Inspiratif

Inspiratif Bertani Pepaya Bangkitkan Kemandirian

Inspiratif Bertani Pepaya Bangkitkan Kemandirian
Inspiratif Bertani Pepaya Bangkitkan Kemandirian

JAKARTA - Di balik sejuknya udara pegunungan Kulon Progo, terdapat kisah penuh semangat dari pasangan suami istri Supriyono (59) dan Murjiyah (57) yang kini hidup mandiri secara ekonomi berkat ketekunan mereka bertani pepaya dan beternak kambing. Berawal dari keterbatasan ekonomi dan menjadi penerima manfaat Program Keluarga Harapan (PKH), kini keduanya mampu berdiri di atas kaki sendiri, menunjukkan bahwa tekad dan kerja keras bisa membawa perubahan besar dalam hidup.

Dengan berbekal semangat pantang menyerah, Supriyono dan Murjiyah menyulap keterbatasan menjadi peluang. Berlokasi di Kalurahan Banjararum, Kapanewon Kalibawang, Kabupaten Kulon Progo, Daerah Istimewa Yogyakarta, mereka perlahan menata kehidupan baru. Dari aktivitas sederhana menanam pepaya di tanah kas desa yang mereka sewa, mereka mampu mengantongi penghasilan mingguan yang cukup menjanjikan.
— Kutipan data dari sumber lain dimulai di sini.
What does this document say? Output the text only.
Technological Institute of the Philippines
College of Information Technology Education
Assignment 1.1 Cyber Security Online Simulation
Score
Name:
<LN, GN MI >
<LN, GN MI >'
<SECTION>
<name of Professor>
“Ya kemarin itu (bahkan) satu tahun yang lalu itu setahun dapat (penghasilan Rupiah) 10 juta,” ungkap Murjiyah.

Kini, setiap pekan, hasil panen pepaya yang mereka jual bisa mendatangkan pendapatan antara Rp 300.000 hingga Rp 500.000. Panen mereka bisa mencapai 3 hingga 5 kuintal per minggu. Dengan metode perawatan sederhana namun konsisten, seperti menyiram tanaman di pagi dan sore hari, produktivitas kebun mereka tetap terjaga. Meski Supriyono masih bekerja sebagai buruh bangunan di Gamping, ia tetap meluangkan waktu untuk membantu istrinya di kebun usai pulang kerja.

“Hanya satu yang masih sekolah, sekarang SMA (kelas 10),” kata Murjiyah.
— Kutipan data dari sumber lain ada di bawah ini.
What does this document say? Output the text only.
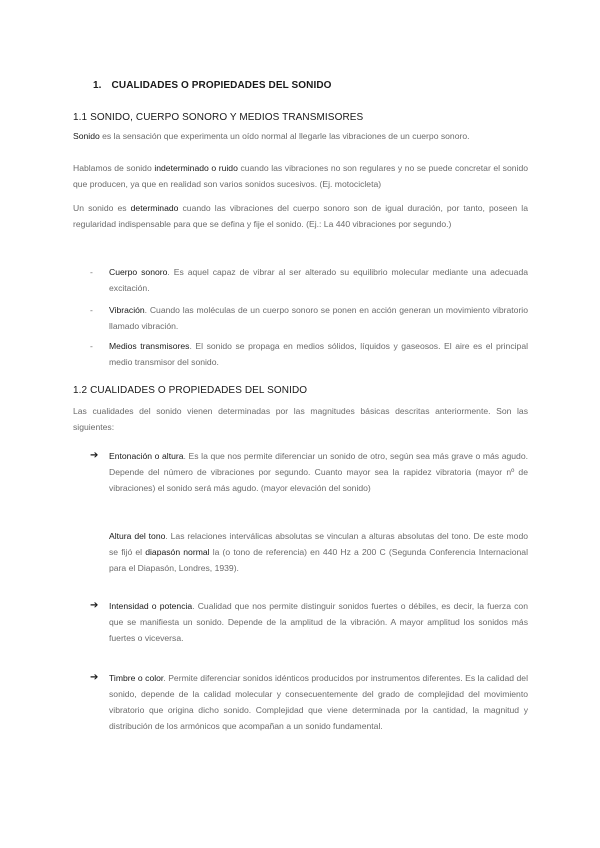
1. CUALIDADES O PROPIEDADES DEL SONIDO
1.1 SONIDO, CUERPO SONORO Y MEDIOS TRANSMISORES
Sonido es la sensación que experimenta un oído normal al llegarle las vibraciones de un cuerpo sonoro.
Hablamos de sonido indeterminado o ruido cuando las vibraciones no son regulares y no se puede concretar el sonido que producen, ya que en realidad son varios sonidos sucesivos. (Ej. motocicleta)
Un sonido es determinado cuando las vibraciones del cuerpo sonoro son de igual duración, por tanto, poseen la regularidad indispensable para que se defina y fije el sonido. (Ej.: La 440 vibraciones por segundo.)
- Cuerpo sonoro. Es aquel capaz de vibrar al ser alterado su equilibrio molecular mediante una adecuada excitación.
- Vibración. Cuando las moléculas de un cuerpo sonoro se ponen en acción generan un movimiento vibratorio llamado vibración.
- Medios transmisores. El sonido se propaga en medios sólidos, líquidos y gaseosos. El aire es el principal medio transmisor del sonido.
1.2 CUALIDADES O PROPIEDADES DEL SONIDO
Las cualidades del sonido vienen determinadas por las magnitudes básicas descritas anteriormente. Son las siguientes:
➔ Entonación o altura. Es la que nos permite diferenciar un sonido de otro, según sea más grave o más agudo. Depende del número de vibraciones por segundo. Cuanto mayor sea la rapidez vibratoria (mayor nº de vibraciones) el sonido será más agudo. (mayor elevación del sonido)
Altura del tono. Las relaciones interválicas absolutas se vinculan a alturas absolutas del tono. De este modo se fijó el diapasón normal la (o tono de referencia) en 440 Hz a 200 C (Segunda Conferencia Internacional para el Diapasón, Londres, 1939).
➔ Intensidad o potencia. Cualidad que nos permite distinguir sonidos fuertes o débiles, es decir, la fuerza con que se manifiesta un sonido. Depende de la amplitud de la vibración. A mayor amplitud los sonidos más fuertes o viceversa.
➔ Timbre o color. Permite diferenciar sonidos idénticos producidos por instrumentos diferentes. Es la calidad del sonido, depende de la calidad molecular y consecuentemente del grado de complejidad del movimiento vibratorio que origina dicho sonido. Complejidad que viene determinada por la cantidad, la magnitud y distribución de los armónicos que acompañan a un sonido fundamental.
Perjalanan menuju kemandirian tentu tidaklah mudah. Dahulu, Supriyono bekerja sebagai buruh harian lepas dengan penghasilan sekitar Rp 100.000 per hari—itu pun jika ada pekerjaan. Murjiyah menghabiskan sebagian besar waktunya sebagai ibu rumah tangga. Ketika menjadi Keluarga Penerima Manfaat (KPM) PKH, bantuan berupa uang tunai sangat membantu biaya pendidikan anak-anak mereka, serta untuk memenuhi kebutuhan dasar lainnya.
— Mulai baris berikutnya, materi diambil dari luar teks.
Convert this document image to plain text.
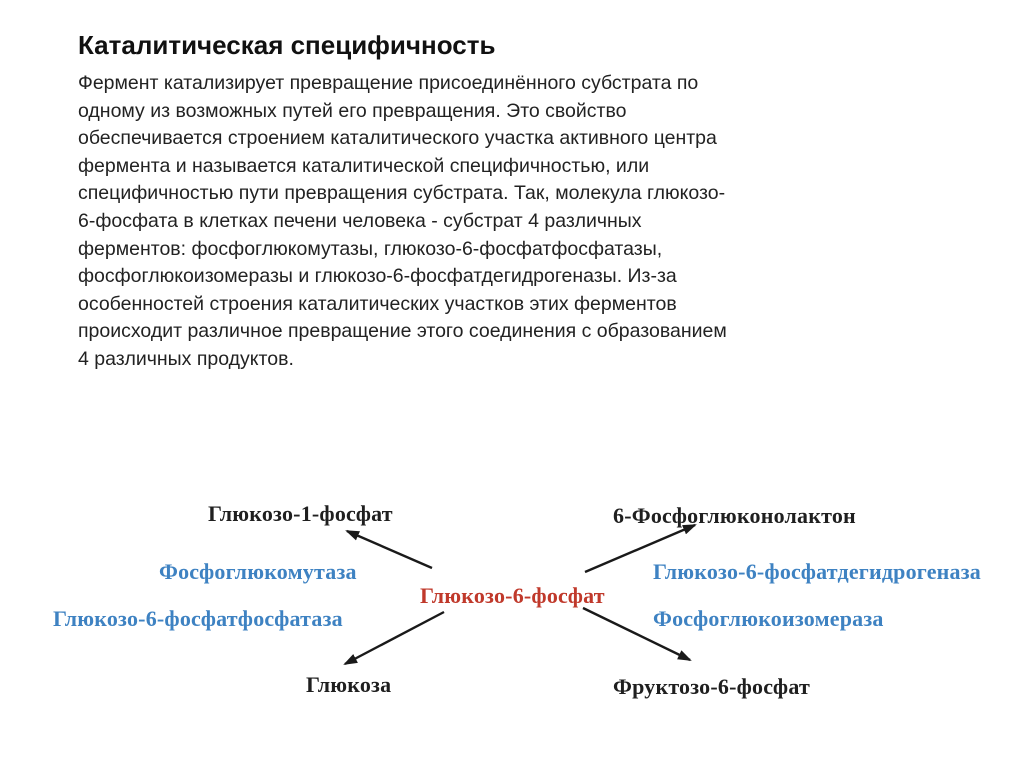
Каталитическая специфичность
Фермент катализирует превращение присоединённого субстрата по
одному из возможных путей его превращения. Это свойство
обеспечивается строением каталитического участка активного центра
фермента и называется каталитической специфичностью, или
специфичностью пути превращения субстрата. Так, молекула глюкозо-
6-фосфата в клетках печени человека - субстрат 4 различных
ферментов: фосфоглюкомутазы, глюкозо-6-фосфатфосфатазы,
фосфоглюкоизомеразы и глюкозо-6-фосфатдегидрогеназы. Из-за
особенностей строения каталитических участков этих ферментов
происходит различное превращение этого соединения с образованием
4 различных продуктов.
Глюкозо-1-фосфат	6-Фосфоглюконолактон
Фосфоглюкомутаза	Глюкозо-6-фосфатдегидрогеназа
Глюкозо-6-фосфат
Глюкозо-6-фосфатфосфатаза	Фосфоглюкоизомераза
Глюкоза	Фруктозо-6-фосфат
Namun, mereka tidak ingin selamanya bergantung. Dengan mengikuti Program Pemberdayaan Sosial Ekonomi (PPSE), Murjiyah mendapat tambahan dukungan untuk beternak kambing. Kotoran kambing tersebut mereka manfaatkan sebagai pupuk alami bagi kebun pepaya, sehingga memperkuat siklus usaha mereka.

Pendamping KPM Banjararum, Asih Riyani, menyebutkan bahwa keluarga Murjiyah adalah salah satu contoh nyata dari keberhasilan program pemberdayaan tersebut. Menurutnya, PPSE dirancang untuk membantu KPM agar tidak terus-menerus bergantung pada bantuan, melainkan mampu mengembangkan usaha sendiri melalui pelatihan keterampilan, bantuan aset, hingga akses permodalan.

“Kotorannya itu rencananya mau dipakai buat pupuk,” jelas Asih mengenai integrasi pertanian dan peternakan di keluarga Murjiyah.

Kisah mereka juga meninggalkan kesan mendalam bagi tokoh masyarakat setempat. Sudarman, Dukuh Klepu, mengingat betul bagaimana Murjiyah dan Supriyono sempat mengalami masa-masa sulit, terlebih saat rumah mereka rusak akibat gempa Bantul beberapa tahun silam.

“Dulu mereka menerima bantuan pemerintah karena rumah rusak akibat gempa,” ungkapnya. Kini ia merasa bangga, melihat bagaimana mereka mampu bangkit dan memanfaatkan potensi lokal.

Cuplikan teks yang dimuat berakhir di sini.